Gunner Palace shows American soldiers reaching out to the community in which they’re stationed — visiting orphanages, trying to calm down a heated community meeting, playing “truant officers.” The camera follows the soldiers on raids, as they bring in suspected bombmakers, attackers, and financiers. And it gives you a seat inside the military vehicles as they patrol the streets of Baghdad.
It was this last view that had the greatest impression on me. I got a profound sense of just how vulnerable these soldiers are and just how difficult it is to discern threats, whether human or IED. As part of the most powerful military force ever assembled, they have been trained to fight and win wars. Yet it’s hard to watch them trying to function as policemen and social workers. And it’s hard to watch with the knowledge of how many soldiers have lost their lives as relatively easy targets on simple patrols like this.
As our military technology advances to let us kill with precision from huge distances by pressing a button, as our medical technology allows us to limit battlefield casualties, and as we entertain ourselves with blockbuster war movies and military video games, the decision to go to war becomes less and less weighty.
President Bush seems to think that seeing the few images of violence and bloodshed that make it to our easily-distracted news channels gives us the information we need to understand the realities and consequences of war.
But I’m not sure that’s true.
When the media are not allowed to show images of flag-draped caskets or military funerals, I’m not sure we’re getting a full picture. Without movies like Gunner Palace, I don’t see how we could begin to understand what it’s like to be asked to fight a war in the middle of thousands of innocent civilians. And we certainly don’t understand what it’s like to live as an Iraqi with foreign troops patrolling your streets and knocking down doors in your neighborhood in the dead of the night.
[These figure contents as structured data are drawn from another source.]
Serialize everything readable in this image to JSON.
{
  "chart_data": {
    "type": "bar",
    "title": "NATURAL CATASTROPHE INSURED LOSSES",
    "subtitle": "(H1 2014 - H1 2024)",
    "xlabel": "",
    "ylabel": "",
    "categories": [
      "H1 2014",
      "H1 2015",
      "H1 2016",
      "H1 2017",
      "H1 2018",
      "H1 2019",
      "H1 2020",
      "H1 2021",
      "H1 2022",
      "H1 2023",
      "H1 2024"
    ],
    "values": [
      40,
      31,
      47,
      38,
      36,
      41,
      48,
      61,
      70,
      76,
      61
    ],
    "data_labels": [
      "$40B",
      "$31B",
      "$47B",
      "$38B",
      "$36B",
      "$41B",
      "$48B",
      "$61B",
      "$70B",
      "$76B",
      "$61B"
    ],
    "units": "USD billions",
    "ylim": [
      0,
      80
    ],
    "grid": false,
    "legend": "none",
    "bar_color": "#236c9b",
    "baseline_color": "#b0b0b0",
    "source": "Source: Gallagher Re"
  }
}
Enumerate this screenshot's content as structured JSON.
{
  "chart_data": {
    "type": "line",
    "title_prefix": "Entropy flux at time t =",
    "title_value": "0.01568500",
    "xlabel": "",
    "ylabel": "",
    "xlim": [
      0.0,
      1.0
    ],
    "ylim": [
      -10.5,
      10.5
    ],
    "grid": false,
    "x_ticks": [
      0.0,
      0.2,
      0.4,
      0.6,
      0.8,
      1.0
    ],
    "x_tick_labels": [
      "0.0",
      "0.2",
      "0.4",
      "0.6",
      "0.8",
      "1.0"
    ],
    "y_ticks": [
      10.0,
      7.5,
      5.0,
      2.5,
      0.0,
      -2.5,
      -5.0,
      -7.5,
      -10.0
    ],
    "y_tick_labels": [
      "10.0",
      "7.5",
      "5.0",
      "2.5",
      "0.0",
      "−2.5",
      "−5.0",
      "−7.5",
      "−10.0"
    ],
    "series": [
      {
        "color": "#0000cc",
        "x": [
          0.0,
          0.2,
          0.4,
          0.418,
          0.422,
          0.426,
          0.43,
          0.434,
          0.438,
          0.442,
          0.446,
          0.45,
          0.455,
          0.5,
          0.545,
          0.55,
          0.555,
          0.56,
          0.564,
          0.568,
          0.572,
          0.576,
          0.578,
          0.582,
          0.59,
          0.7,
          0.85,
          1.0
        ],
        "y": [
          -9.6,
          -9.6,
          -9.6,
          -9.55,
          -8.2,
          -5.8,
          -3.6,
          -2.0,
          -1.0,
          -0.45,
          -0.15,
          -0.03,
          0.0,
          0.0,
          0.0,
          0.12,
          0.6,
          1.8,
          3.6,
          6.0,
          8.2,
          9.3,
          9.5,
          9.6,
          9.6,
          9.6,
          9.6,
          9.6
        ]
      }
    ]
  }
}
Look, all wars have consequences, many of them unintended. The more we as a country understand these consequences, the less likely we are to approve going to war unless it is absolutely clear that war is the only option. We owe it to ourselves and particularly to the men and women in our armed forces to understand those consequences as clearly as possible.
And so we need to listen to their stories.
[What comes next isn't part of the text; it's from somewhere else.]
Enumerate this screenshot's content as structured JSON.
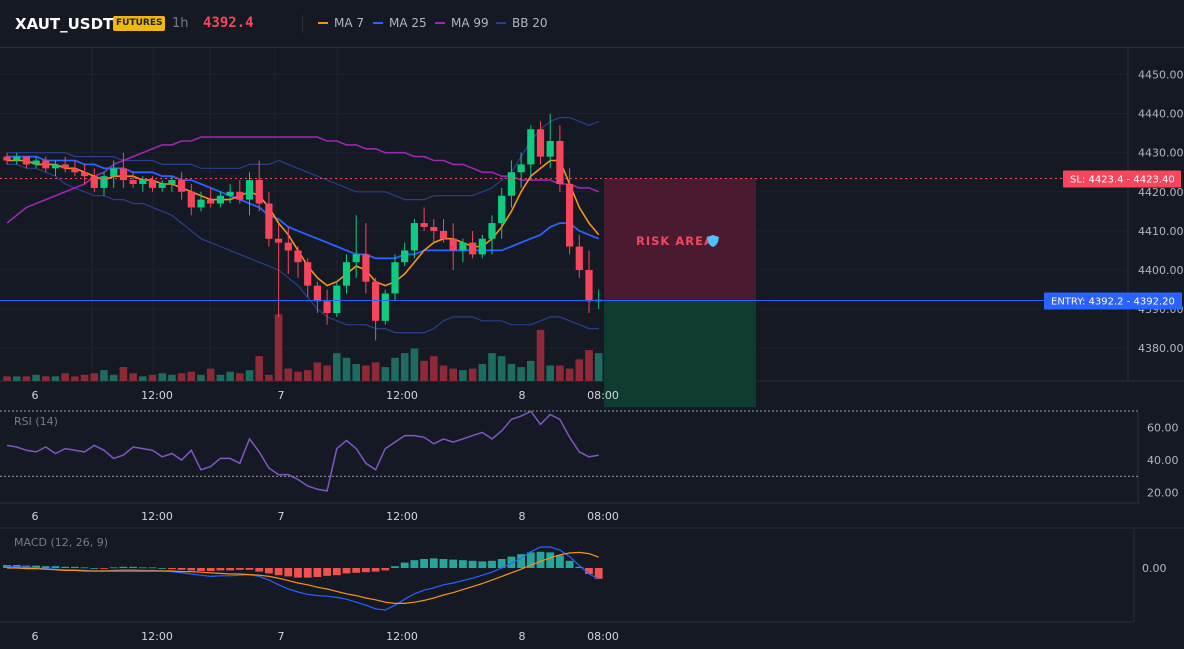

As Gunner Palace drew to a close, one of the soldiers was asked “Do people at home understand what is going on here?” He answered:
When you sit on your couch and you watch the TV, and you go to your 9 to 5 job and you complain about the pizza being late, there’s no way you’re gonna know how we live here. Someone being sympathetic to this — I don’t even know if I’d be sympathetic if I wasn’t in the army.
After you watch this, you’re gonna go get your popcorn out of the microwave and talk about what I say. And you’ll forget me by the end of this. You’ll forget all of this. Only people who will remember this is us.
I think it’s important that we prove him wrong.
2 Ripples from “War Stories”
Muser says:
June 30, 2005 at 3:06 pm
I’ll have to check out this movie. I didn’t watch the speech the other night. I was so afraid he would laugh- that heh heh heh. I just could stand the folksy-good-ol’-boy act about things that are so serious. Perhaps he didn’t pull out the laugh. I hope not. Thanks for the review of the film.
zalm says:
June 30, 2005 at 7:06 pm
I didn’t see it either, so I can’t tell you how it was delivered. It’s probably for the best, though. There was enough to swear at in the transcript.
Gunner Palace is definitely worth watching. But it left me wanting more. More stories about this unit. More stories of other soldiers’ experiences. Perhaps that’s a good thing.